Oh. My. Gosh. Who in the Romance industry hasn't heard of Dame Barbara Cartland? I don't need to tell you she wrote over seven hundred novels, not to mention plays, opera, music, magazine articles and more. That alone should put you in complete and total awe.
I said A W E. (Ignore her overfondness for the colour pink.)
Otherwise, Dame Babs' social adventures makes the Kardashians look like a sixth grade girl's playground tussle. Check out her Wikipedia entry. I wouldn't be surprised to see a "Keeping Up with the McCorquodales", should reality television have existed nearly a hundred years ago. Certainly would have been far more entertaining than anything shown today.
Nevertheless, she's one of those larger-than-life people that everyone should meet at least once in their lives.
But Dabe Babs was more than awe-inspiring. Dame Babs should totally smack your gob.
You would never have guessed this froofy socialite with royal connections and overblown literary aspirations spent her down time pioneering aviation.

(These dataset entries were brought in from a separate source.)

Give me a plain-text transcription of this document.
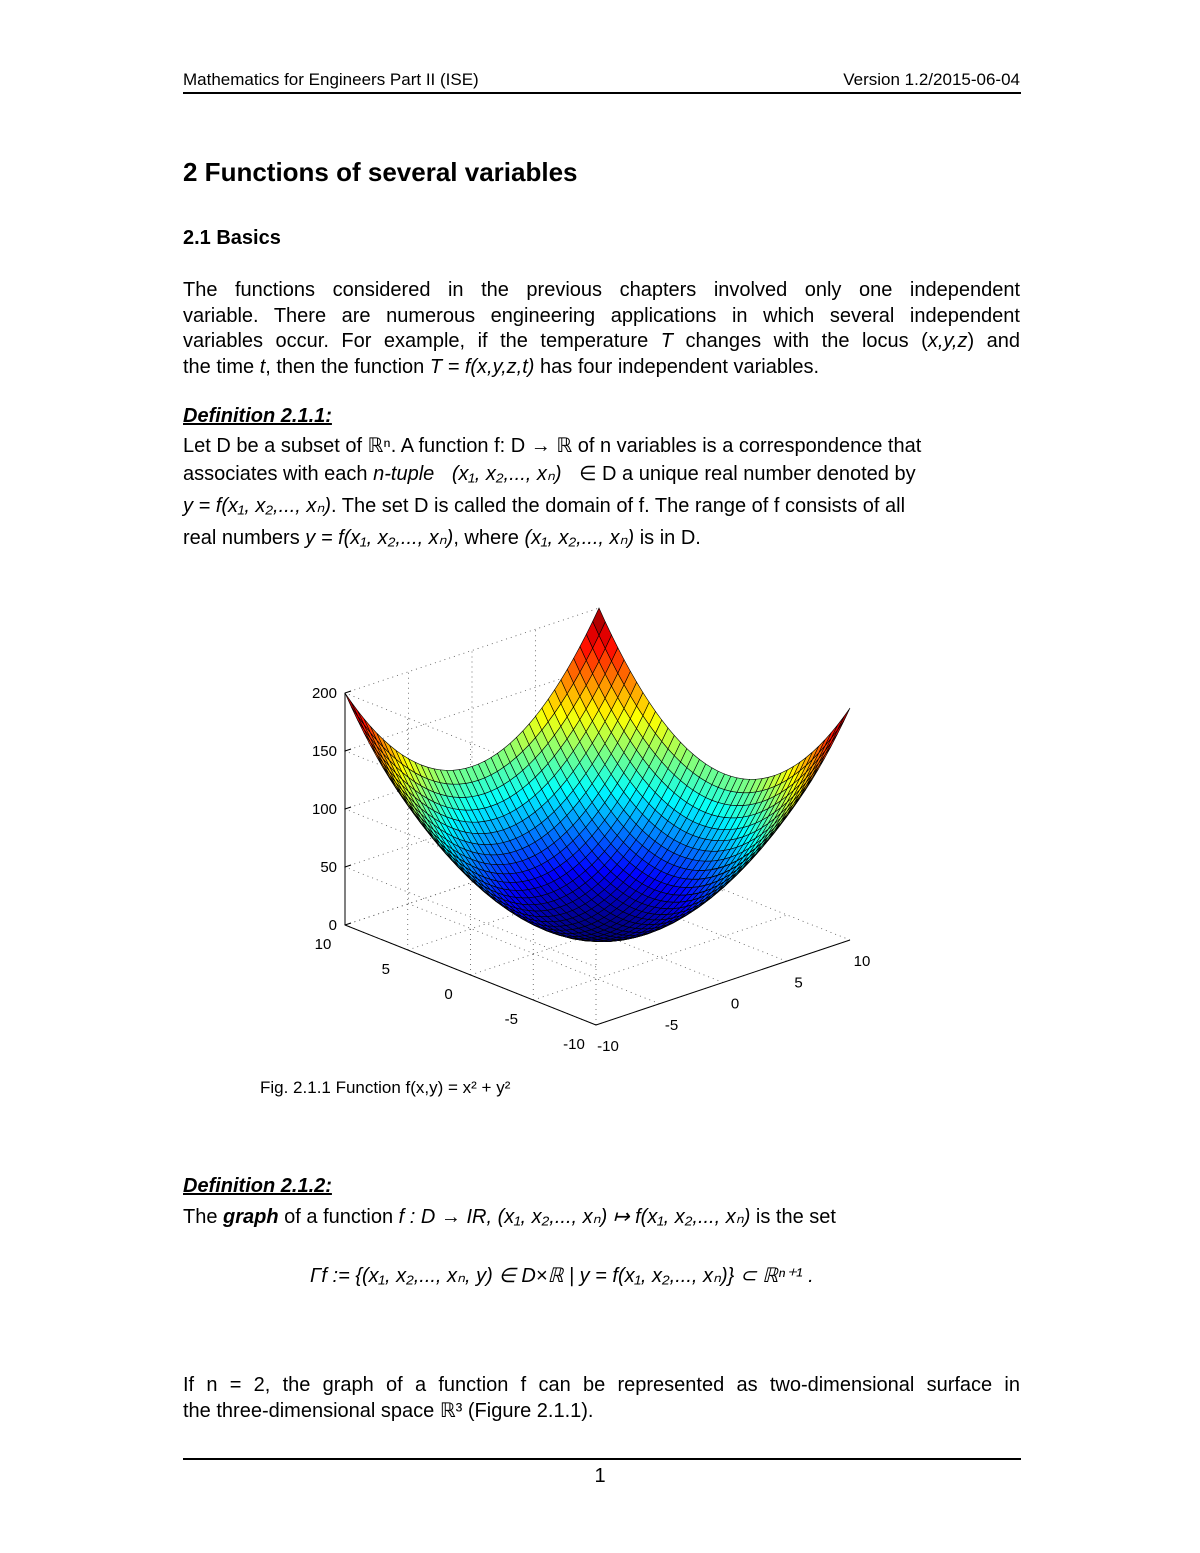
Mathematics for Engineers Part II (ISE)	Version 1.2/2015-06-04
2 Functions of several variables
2.1 Basics
The functions considered in the previous chapters involved only one independent
variable. There are numerous engineering applications in which several independent
variables occur. For example, if the temperature T changes with the locus (x,y,z) and
the time t, then the function T = f(x,y,z,t) has four independent variables.
Definition 2.1.1:
Let D be a subset of ℝⁿ. A function f: D → ℝ of n variables is a correspondence that
associates with each n-tuple (x₁, x₂,..., xₙ) ∈ D a unique real number denoted by
y = f(x₁, x₂,..., xₙ). The set D is called the domain of f. The range of f consists of all
real numbers y = f(x₁, x₂,..., xₙ), where (x₁, x₂,..., xₙ) is in D.
200
150
100
50
0
10
5
0
-5
-10 -10
-5
0
5
10
Fig. 2.1.1 Function f(x,y) = x² + y²
Definition 2.1.2:
The graph of a function f : D → IR, (x₁, x₂,..., xₙ) ↦ f(x₁, x₂,..., xₙ) is the set
Γf := {(x₁, x₂,..., xₙ, y) ∈ D×ℝ | y = f(x₁, x₂,..., xₙ)} ⊂ ℝⁿ⁺¹ .
If n = 2, the graph of a function f can be represented as two-dimensional surface in
the three-dimensional space ℝ³ (Figure 2.1.1).
1
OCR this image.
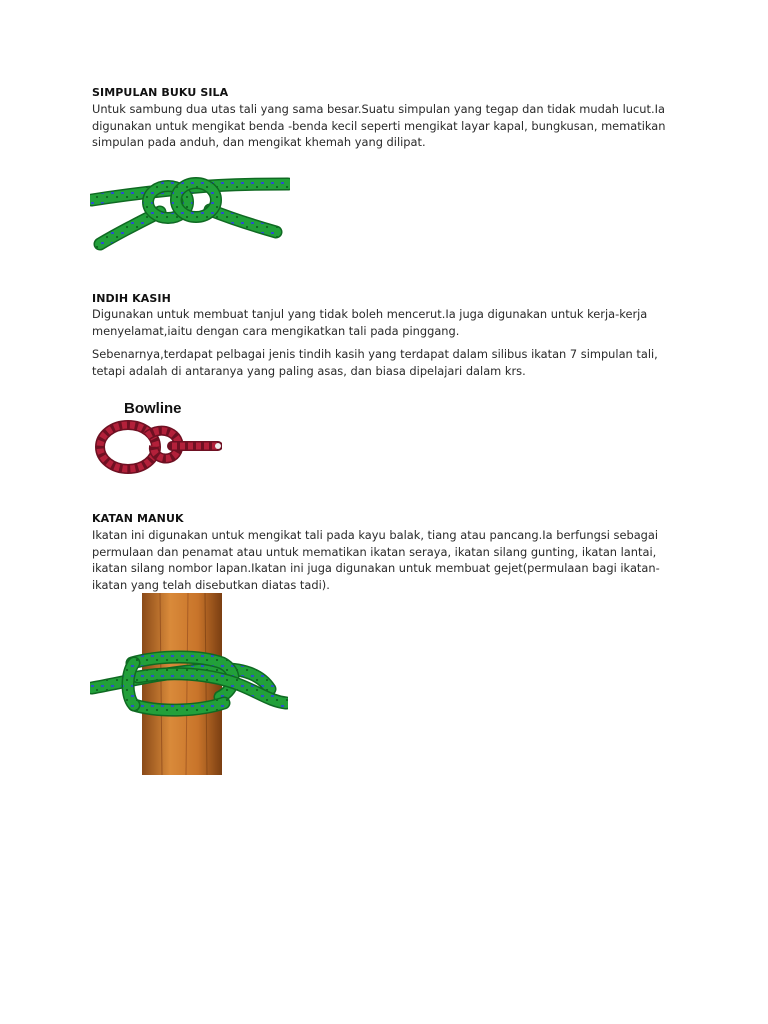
SIMPULAN BUKU SILA
Untuk sambung dua utas tali yang sama besar.Suatu simpulan yang tegap dan tidak mudah lucut.Ia
digunakan untuk mengikat benda -benda kecil seperti mengikat layar kapal, bungkusan, mematikan
simpulan pada anduh, dan mengikat khemah yang dilipat.
INDIH KASIH
Digunakan untuk membuat tanjul yang tidak boleh mencerut.Ia juga digunakan untuk kerja-kerja
menyelamat,iaitu dengan cara mengikatkan tali pada pinggang.
Sebenarnya,terdapat pelbagai jenis tindih kasih yang terdapat dalam silibus ikatan 7 simpulan tali,
tetapi adalah di antaranya yang paling asas, dan biasa dipelajari dalam krs.
Bowline
KATAN MANUK
Ikatan ini digunakan untuk mengikat tali pada kayu balak, tiang atau pancang.Ia berfungsi sebagai
permulaan dan penamat atau untuk mematikan ikatan seraya, ikatan silang gunting, ikatan lantai,
ikatan silang nombor lapan.Ikatan ini juga digunakan untuk membuat gejet(permulaan bagi ikatan-
ikatan yang telah disebutkan diatas tadi).
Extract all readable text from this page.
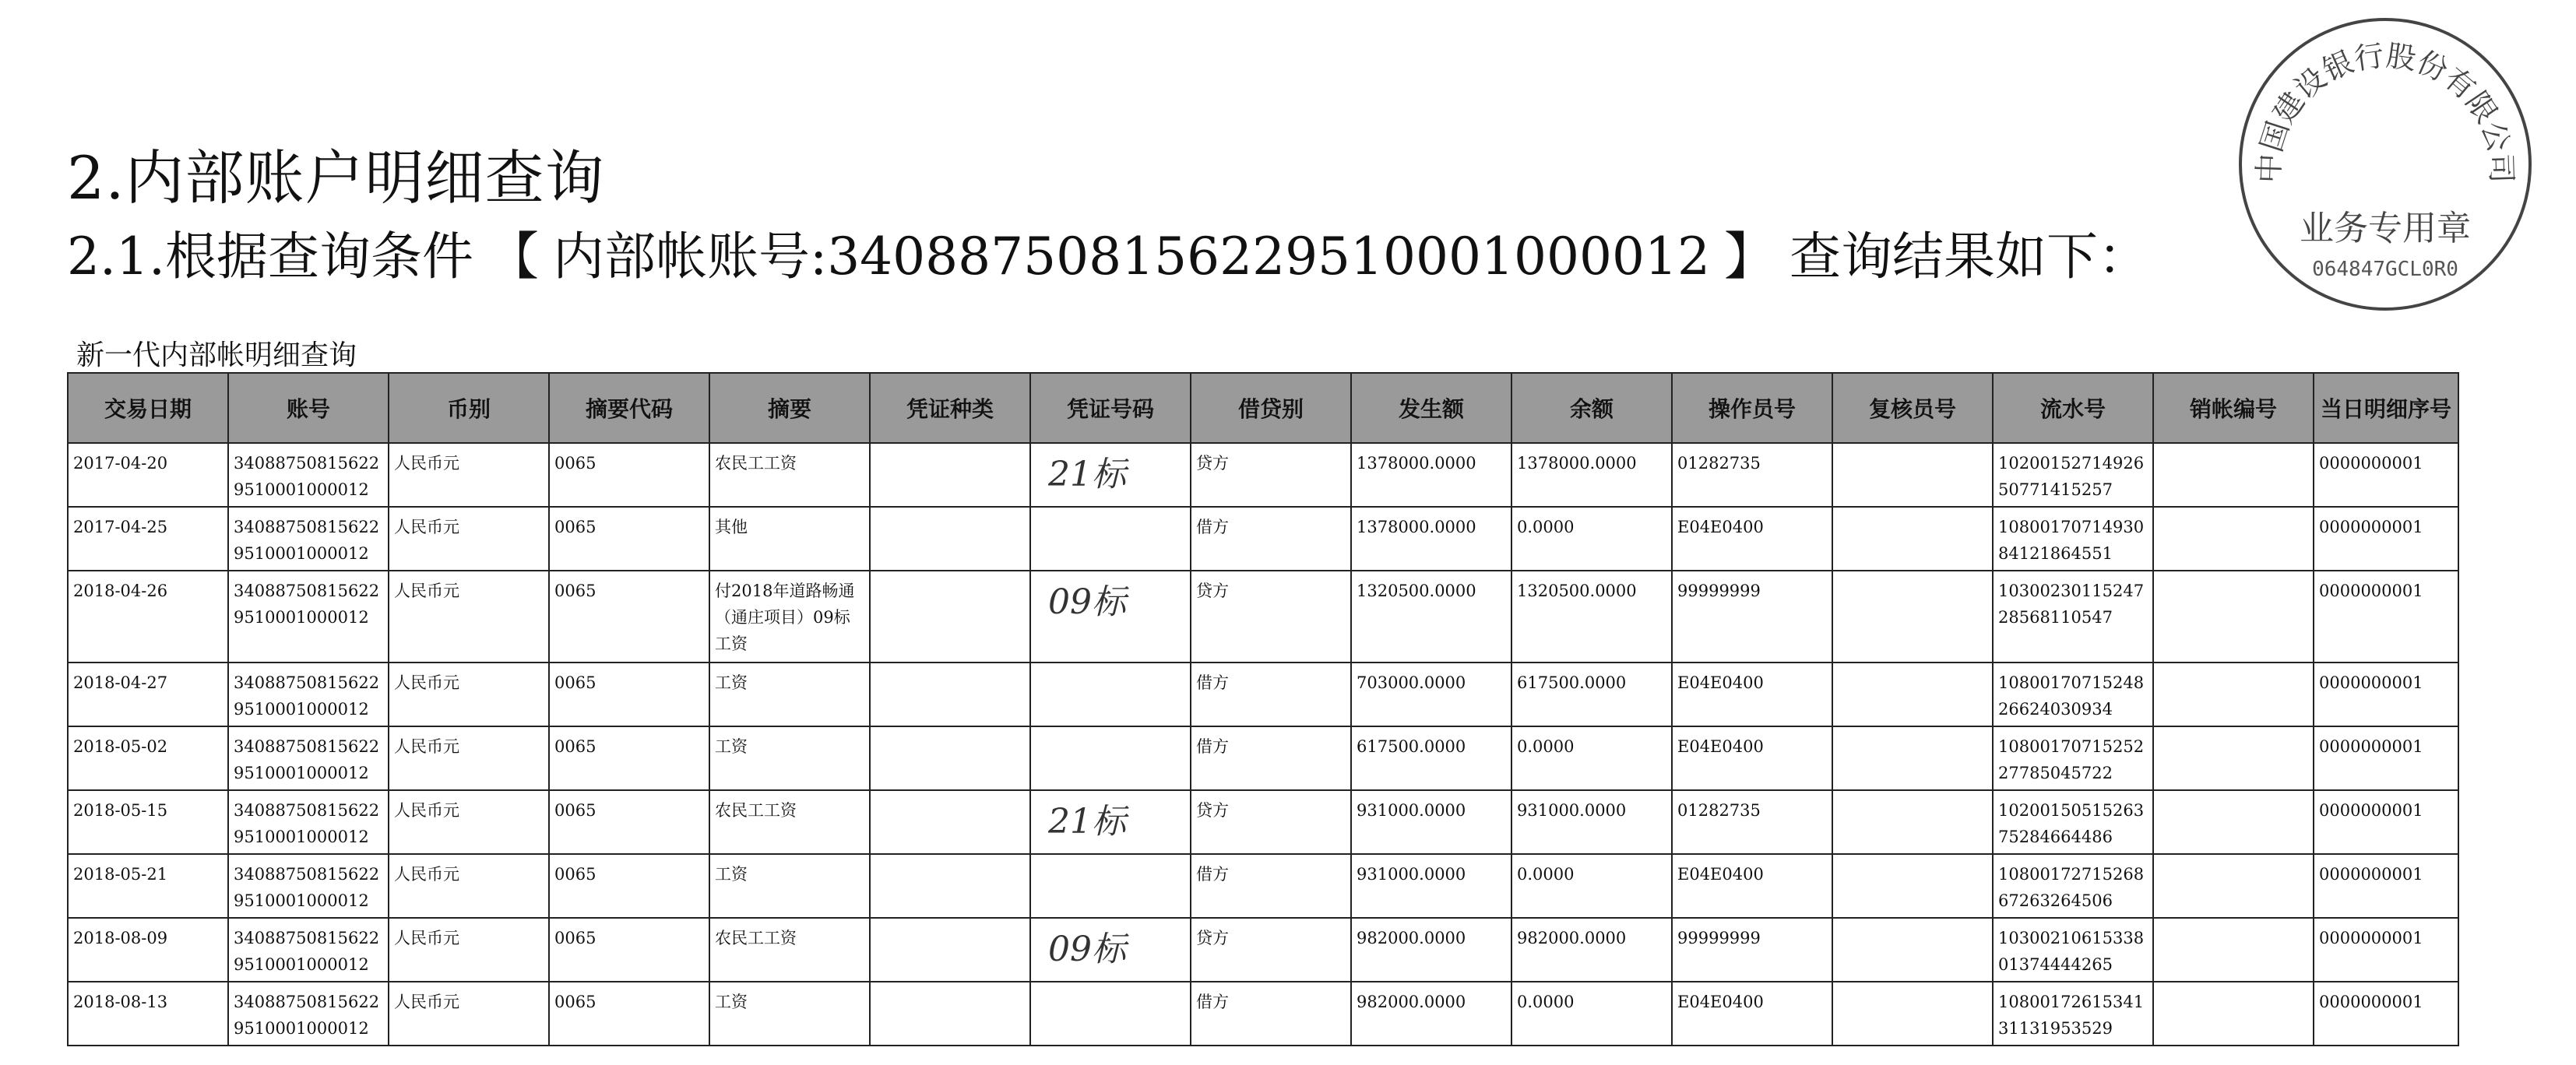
2.内部账户明细查询
2.1.根据查询条件 【 内部帐账号:340887508156229510001000012 】 查询结果如下：
中国建设银行股份有限公司
业务专用章
064847GCL0R0
新一代内部帐明细查询
交易日期	账号	币别	摘要代码	摘要	凭证种类	凭证号码	借贷别	发生额	余额	操作员号	复核员号	流水号	销帐编号	当日明细序号
2017-04-20	340887508156229510001000012	人民币元	0065	农民工工资		21标	贷方	1378000.0000	1378000.0000	01282735		1020015271492650771415257		0000000001
2017-04-25	340887508156229510001000012	人民币元	0065	其他			借方	1378000.0000	0.0000	E04E0400		1080017071493084121864551		0000000001
2018-04-26	340887508156229510001000012	人民币元	0065	付2018年道路畅通（通庄项目）09标工资		09标	贷方	1320500.0000	1320500.0000	99999999		1030023011524728568110547		0000000001
2018-04-27	340887508156229510001000012	人民币元	0065	工资			借方	703000.0000	617500.0000	E04E0400		1080017071524826624030934		0000000001
2018-05-02	340887508156229510001000012	人民币元	0065	工资			借方	617500.0000	0.0000	E04E0400		1080017071525227785045722		0000000001
2018-05-15	340887508156229510001000012	人民币元	0065	农民工工资		21标	贷方	931000.0000	931000.0000	01282735		1020015051526375284664486		0000000001
2018-05-21	340887508156229510001000012	人民币元	0065	工资			借方	931000.0000	0.0000	E04E0400		1080017271526867263264506		0000000001
2018-08-09	340887508156229510001000012	人民币元	0065	农民工工资		09标	贷方	982000.0000	982000.0000	99999999		1030021061533801374444265		0000000001
2018-08-13	340887508156229510001000012	人民币元	0065	工资			借方	982000.0000	0.0000	E04E0400		1080017261534131131953529		0000000001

She was rather fond of unpowered gliding. When she wasn't campaigning for better pay for midwives and nurses or championing housing rights for gypsies (Travellers), she was hanging out at the airport, inventing towed gliders. Back then, gliders were considered short-range toys to keep the rich entertained. But Dame Barbara saw potential in long-distance gliders.
How useful it would be, she thought, to tow a glider up high, then set it loose to fly as far as 200 miles away. So she built her own, naturally named the "Barbara Cartland". She even took it for a mail run to prove its worth.
It impressed someone important, because her inventions were later used in WWII as silent troop carriers, aka the gliding infantry, as you do.
Her Grace feels better when she reads about other overachievers.